Im Streitfall kann der Beklagte die durch eine verschleppte Insolvenzantragstellung bei der Schuldnerin entstandenen Schäden zu ersetzen haben, sofern hierfür eine mangelhafte Erstellung der Bilanzen (§ 242 Abs. 1 HGB) ursächlich war (unter 1). Weiter kommt ein Schadensersatzanspruch in Betracht, weil der Beklagte es nach dem revisionsrechtlich zu unterstellenden Vortrag des Klägers unterlassen hat, die Schuldnerin auf die sich aus dem nicht durch Eigenkapital gedeckten Fehlbetrag (§ 268 Abs. 3 HGB) ergebenden Risiken hinzuweisen, und nicht darauf aufmerksam gemacht hat, dass dies auf einen Insolvenzgrund hindeutet (unter 2).

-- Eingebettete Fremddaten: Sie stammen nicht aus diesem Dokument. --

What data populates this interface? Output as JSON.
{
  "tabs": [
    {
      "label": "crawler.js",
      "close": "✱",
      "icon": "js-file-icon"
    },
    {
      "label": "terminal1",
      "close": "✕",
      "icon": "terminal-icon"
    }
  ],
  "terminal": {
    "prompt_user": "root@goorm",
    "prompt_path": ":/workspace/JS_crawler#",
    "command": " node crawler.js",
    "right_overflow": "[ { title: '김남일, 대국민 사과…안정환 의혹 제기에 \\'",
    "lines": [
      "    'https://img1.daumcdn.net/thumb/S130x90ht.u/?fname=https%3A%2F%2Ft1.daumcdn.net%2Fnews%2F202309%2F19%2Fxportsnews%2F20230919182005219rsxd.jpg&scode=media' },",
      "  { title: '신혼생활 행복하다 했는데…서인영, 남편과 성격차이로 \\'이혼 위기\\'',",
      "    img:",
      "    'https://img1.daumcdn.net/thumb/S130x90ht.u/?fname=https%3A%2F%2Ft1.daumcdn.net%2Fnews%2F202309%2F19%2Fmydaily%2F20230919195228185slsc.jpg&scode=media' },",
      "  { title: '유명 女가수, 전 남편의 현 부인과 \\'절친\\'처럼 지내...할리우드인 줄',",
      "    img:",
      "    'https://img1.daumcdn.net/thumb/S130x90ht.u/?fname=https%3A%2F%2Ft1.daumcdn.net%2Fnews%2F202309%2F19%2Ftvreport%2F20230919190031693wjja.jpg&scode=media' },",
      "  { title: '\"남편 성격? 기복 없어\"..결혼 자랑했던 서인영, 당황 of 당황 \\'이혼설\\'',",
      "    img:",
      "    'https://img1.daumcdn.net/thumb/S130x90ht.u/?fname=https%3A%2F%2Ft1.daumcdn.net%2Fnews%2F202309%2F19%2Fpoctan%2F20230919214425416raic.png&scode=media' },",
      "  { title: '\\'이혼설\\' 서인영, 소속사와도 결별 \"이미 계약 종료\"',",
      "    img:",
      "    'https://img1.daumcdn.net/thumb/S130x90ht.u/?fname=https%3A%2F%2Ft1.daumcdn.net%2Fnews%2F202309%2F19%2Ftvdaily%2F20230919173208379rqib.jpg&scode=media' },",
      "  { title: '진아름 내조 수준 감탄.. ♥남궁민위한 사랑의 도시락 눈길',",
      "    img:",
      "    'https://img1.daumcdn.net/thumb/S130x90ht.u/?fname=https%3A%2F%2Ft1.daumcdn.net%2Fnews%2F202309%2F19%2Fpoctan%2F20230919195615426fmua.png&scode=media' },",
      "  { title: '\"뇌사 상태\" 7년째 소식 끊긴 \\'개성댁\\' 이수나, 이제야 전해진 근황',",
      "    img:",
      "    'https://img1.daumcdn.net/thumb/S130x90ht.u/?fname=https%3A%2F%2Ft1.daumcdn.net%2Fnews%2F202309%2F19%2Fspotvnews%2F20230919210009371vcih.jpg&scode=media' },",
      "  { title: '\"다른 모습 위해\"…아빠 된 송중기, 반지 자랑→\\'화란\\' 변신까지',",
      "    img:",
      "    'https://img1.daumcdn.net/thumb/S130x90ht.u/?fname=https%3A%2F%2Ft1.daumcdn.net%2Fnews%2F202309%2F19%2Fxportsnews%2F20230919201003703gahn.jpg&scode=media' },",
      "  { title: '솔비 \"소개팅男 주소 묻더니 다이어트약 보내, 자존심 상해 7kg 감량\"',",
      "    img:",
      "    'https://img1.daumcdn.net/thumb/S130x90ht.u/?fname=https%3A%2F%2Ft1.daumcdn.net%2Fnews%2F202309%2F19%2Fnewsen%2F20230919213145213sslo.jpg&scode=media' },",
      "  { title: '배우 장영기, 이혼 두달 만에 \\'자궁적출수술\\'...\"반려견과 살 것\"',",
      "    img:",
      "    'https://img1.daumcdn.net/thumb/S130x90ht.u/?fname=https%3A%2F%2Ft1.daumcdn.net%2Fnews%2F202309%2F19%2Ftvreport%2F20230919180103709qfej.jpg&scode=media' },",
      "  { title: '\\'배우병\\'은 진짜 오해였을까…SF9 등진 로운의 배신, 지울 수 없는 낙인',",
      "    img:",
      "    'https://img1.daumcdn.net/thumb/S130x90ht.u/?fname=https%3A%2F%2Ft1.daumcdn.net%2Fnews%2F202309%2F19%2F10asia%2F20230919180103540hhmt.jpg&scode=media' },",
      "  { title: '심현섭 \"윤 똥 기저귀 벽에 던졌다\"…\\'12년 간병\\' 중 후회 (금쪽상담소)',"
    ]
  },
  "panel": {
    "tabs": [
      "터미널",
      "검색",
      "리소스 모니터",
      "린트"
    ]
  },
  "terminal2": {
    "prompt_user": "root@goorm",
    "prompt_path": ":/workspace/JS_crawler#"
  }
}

1. Das Berufungsgericht hat nicht beachtet, dass der Beklagte nach § 280 Abs. 1, § 634 Nr. 4, § 675 Abs. 1 BGB haften kann, wenn er den Jahresabschlüssen - wie der Kläger behauptet - zu Unrecht Fortführungswerte zugrunde gelegt hat. Ein Steuerberater, der es übernimmt, einen handelsrechtlichen Jahresabschluss für einen Kaufmann oder eine Gesellschaft zu erstellen, schuldet einen Leistungserfolg (unter a). Er verletzt seine Pflichten aus dem ihm erteilten Auftrag, wenn der Jahresabschluss mangelhaft ist (unter b). Er ist zum Schadensersatz verpflichtet, wenn er diese Pflichtverletzung zu vertreten hat (§ 280 Abs. 1 Satz 2 BGB; unter c).

a) Der Steuerberater haftet im Rahmen seines Mandats nach Werkvertragsrecht für Mängel bei der Erstellung des Jahresabschlusses.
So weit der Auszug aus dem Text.